पुम्भि: स्त्रीषु कृता यद्वत् सुमन:स्विव षट्पदै: ॥ ६ ॥
pumbhiḥ strīṣu kṛtā yadvat
sumanaḥsv iva ṣaṭpadaiḥ
anyeṣu — toward others; artha — for some motivation; kṛtā — manifested; maitrī — friendship; yāvat — for as long; artha — (as one is fulfilling his) motive; viḍambanam — pretense; pumbhiḥ — by men; strīṣu — for women; kṛtā — shown; yadvat — as much; sumanaḥsu — for flowers; iva — as; ṣaṭ-padaiḥ — by bees.
The friendship shown toward others — those who are not family members — is motivated by personal interest, and thus it is a pretense that lasts only until one’s purpose is fulfilled. Such friendship is just like the interest men take in women, or bees in flowers.

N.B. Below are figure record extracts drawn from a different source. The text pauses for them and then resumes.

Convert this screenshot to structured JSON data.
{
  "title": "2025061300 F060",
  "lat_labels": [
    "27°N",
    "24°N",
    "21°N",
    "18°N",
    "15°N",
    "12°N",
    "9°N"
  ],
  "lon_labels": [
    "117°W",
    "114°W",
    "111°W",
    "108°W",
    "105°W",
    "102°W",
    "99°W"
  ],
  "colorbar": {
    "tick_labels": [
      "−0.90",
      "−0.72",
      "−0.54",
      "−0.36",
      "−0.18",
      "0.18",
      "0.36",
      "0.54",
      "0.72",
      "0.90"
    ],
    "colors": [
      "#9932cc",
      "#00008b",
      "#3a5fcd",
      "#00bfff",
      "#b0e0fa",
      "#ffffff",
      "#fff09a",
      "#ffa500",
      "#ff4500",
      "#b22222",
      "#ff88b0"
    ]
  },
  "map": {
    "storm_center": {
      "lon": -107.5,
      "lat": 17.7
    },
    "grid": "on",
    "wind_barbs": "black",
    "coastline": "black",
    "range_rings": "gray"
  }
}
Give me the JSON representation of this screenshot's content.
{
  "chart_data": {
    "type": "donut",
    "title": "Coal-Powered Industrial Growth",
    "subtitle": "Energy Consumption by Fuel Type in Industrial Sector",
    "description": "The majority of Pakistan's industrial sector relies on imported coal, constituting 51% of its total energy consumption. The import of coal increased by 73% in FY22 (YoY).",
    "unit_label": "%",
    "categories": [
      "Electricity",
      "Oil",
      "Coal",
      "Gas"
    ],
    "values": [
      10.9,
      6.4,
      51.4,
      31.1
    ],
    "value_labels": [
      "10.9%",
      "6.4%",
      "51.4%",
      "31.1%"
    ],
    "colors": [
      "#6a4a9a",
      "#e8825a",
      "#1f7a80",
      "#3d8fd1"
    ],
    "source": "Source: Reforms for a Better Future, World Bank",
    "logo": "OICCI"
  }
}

Śrīla Viśvanātha Cakravartī Ṭhākura explains here that attractive women, like flowers, possess beauty, fragrance, tenderness, charm and so on. And as bees drink only once of a flower’s nectar and then leave it for another, fickle men abandon beautiful and devoted women to pursue other pleasures. This tendency is condemned here by the gopīs, who gave their hearts completely to Śrī Kṛṣṇa. The gopīs wanted only to exhibit their charms for Lord Kṛṣṇa’s pleasure, and in the pain of separation they questioned the motives of His friendship with them.
These are the transcendental pastimes of the Lord. Both Lord Kṛṣṇa and the gopīs are completely liberated souls engaged in spiritual loving affairs. By contrast, our so-called loving affairs, being perverted reflections of the perfect loving relationships in the spiritual world, are polluted with lust, greed, pride and so on. Like all liberated souls, the gopīs — and certainly Lord Kṛṣṇa Himself — are eternally free of these lower qualities, and their intense loving affairs are motivated exclusively by unalloyed devotion.